Throughout ballet’s history, dancers were forced to choose one or the other. But Barbosa likes that OBT is working to change this. Staff have offered Barbosa the opportunity to do more pointework, to dance feminine parts, to use a gender-neutral dressing room.
“It’s the bare minimum,” Barbosa concedes. “But as a classical ballet dancer, you don’t expect a lot when it comes to these things.”
Breaking down ballet’s gender binary isn’t easy, but Kipp says Oregon Ballet Theatre staff are doing their best to promote inclusion. “For grand allegro, I used to say, ‘Men, finish with a double tour; ladies, finish with chainé, chaîné, chaîné.’ Now we say, ‘Here are two possible options.’”
Because dancers have performed disparate steps according to their gender for centuries, this way of approaching grand allegro endings is an act of resistance.
In departing from norms that restrict people who identify as male in ballet and society, “Fluidity” can be seen as an act of resistance, too.

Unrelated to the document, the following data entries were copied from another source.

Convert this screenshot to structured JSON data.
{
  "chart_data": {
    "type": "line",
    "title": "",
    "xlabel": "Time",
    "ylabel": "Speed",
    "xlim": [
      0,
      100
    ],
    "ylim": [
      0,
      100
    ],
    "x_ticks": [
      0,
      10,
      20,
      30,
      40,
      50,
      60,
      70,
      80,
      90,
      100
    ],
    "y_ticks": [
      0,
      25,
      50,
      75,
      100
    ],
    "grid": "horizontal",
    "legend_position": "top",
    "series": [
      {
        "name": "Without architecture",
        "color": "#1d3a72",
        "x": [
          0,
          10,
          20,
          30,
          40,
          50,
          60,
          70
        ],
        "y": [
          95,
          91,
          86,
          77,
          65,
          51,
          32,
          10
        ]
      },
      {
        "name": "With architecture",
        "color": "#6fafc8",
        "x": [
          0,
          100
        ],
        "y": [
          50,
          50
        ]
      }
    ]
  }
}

“‘Fluidity’ is about being OK with who you are, and challenging how you can be,” says Kipp.
And for those who want to come be a part of it, “Lean into it. When you’re sitting in the house and the lights are out and you’re watching this piece, nobody’s watching you, so let your walls down and really see,” Pelton says. “Because we’re trying to show you a side of us. And a side of you too.”
“The Americans – Take Two”
Opened 7:30 p.m. Friday, June 3. Continues 2 and 7:30 p.m. Saturday, 2 p.m. Sunday, June 4-5, and 7:30 p.m. June 9-11, Newmark Theatre, 1111 S.W. Broadway; tickets $29-$103; obt.org or 503-222-5538.